I realize this code creates a significant increases in the time to run these tests, but it also significantly increase the reliability of the shutdown process. In testing, I will take reliability over speed every time. The previous iteration of this just used shutdownNow, and left a large number of threads running.

In src/org/openlcb/implementations/DatagramMeteringBuffer.java:

@@ -267,8 +280,23 @@ public void handleDatagramRejected(DatagramRejectedMessage msg, Connection sende */ public void dispose(){ // shut down the thread pool

  • if(threadPool != null) {
  • threadPool.shutdownNow();
  • if(threadPool != null && !(threadPool.isShutdown())) { We need to add a check here that we are only shutting down threadpools that we created ourselves. We should not shut down a threadpool that was passed in.

The production code, we should only ever have one threadpool, and it should be shutdown before we get to this code. That is why the first thing we do is check to see if the threadpool is shut down.

This is primarily in place for unit testing, where we may test the class independently.

balazsracz commented 5 years ago

@pabender I have a problem with this PR. I am now unable to run the tests as part of the development process, because every single test function takes 20 seconds to run. Looking at the thread dump it is sitting in the await shutdown command. I am used to pressing a single button in my editor and running all the tests with it; that used to take about 10 seconds or so. Now it takes more than 10 minutes (and counting).

Please propose some way to ensure that we are not blocking the progress of tests with this shutdown method. This is not a reliability question, because the test has already passed or failed by the time it gets to the shutdown.

pabender commented 5 years ago

@balazsracz

While I understand that you are frustrated at the extended time this takes to run tests, the problem really is that the threads were never cleaned up properly in the first place, so your “running all, tests in 10 seconds” was a false sense of the amount of time the tests took ( and for the record, I have never been able to match anything approaching that ). On my development machine, which is older and slower, it takes about 10 minutes to compile and run the full test suite. The changes from this PR did not significantly impact that time.

It MIGHT be possible to setup the connection resources ( and therefore threads ) once per test file, at least for some files. That would take some time to implement, and it is a VERY low priority to for me.

I think the bottom line is that we need to find a way to reduce the number of threads we are using. This is how we are going to be more friendly to applications that use the OpenLCB library. JMRI issue https://github.com/JMRI/JMRI/issues/5665 is caused by this.

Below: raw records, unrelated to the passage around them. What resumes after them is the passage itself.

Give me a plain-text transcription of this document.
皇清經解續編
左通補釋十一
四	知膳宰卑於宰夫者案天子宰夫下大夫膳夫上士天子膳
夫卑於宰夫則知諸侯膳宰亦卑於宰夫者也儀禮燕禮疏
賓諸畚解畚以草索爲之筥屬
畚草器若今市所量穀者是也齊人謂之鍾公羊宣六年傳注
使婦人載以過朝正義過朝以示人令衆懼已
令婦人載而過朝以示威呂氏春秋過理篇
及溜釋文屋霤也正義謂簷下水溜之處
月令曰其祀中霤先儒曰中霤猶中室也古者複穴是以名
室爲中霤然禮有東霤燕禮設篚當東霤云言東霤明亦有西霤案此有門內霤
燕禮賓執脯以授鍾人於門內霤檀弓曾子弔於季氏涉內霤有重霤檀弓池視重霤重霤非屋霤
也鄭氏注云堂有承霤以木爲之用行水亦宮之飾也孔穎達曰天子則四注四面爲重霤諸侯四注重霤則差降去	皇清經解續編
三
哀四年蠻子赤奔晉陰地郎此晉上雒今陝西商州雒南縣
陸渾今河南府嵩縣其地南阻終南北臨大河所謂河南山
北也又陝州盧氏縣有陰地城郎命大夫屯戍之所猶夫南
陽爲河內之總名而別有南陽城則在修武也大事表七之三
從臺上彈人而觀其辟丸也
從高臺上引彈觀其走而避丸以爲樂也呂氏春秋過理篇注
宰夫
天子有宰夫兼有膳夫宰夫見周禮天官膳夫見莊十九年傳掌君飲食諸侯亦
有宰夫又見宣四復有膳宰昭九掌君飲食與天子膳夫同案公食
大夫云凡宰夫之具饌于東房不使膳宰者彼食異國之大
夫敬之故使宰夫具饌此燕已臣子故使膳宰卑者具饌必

balazsracz commented 5 years ago

I don't quite understand how being nice to an application in thread count has anything to do with delaying shutdown in tests. An application almost never calls shutdown, therefore it is meaningless to it what the shutdown behavior is.

-- Sent from my mobile device

pabender commented 5 years ago

Sent from my iPhone

On Sep 26, 2018, at 7:12 PM, Balazs Racz notifications@github.com wrote:

I don't quite understand how being nice to an application in thread count has anything to do with delaying shutdown in tests.

Being nice to applications is not just about being nice at runtime. We also have to be nice to those applications when tests of those applications are running, even if the repeatedly create and destroy instances of objects in the library.

Remember that the whole reason I started down this path is that the thread count had gotten out of control in the JMRI tests because the threads produced by the OpenLCB library were not properly terminated and there was no mechanism to do that. It was bad enough in the JMRI tests that the OpenLCB threads, practically by themselves, were exhausting the available heap space.

The fact that our tests actually clean up after themselves is important to show the mechanism works. In other words it is part of the process of testing the library.

An application almost never calls shutdown, therefore it is meaningless to it what the shutdown behavior is.

At runtime yes, but not during testing.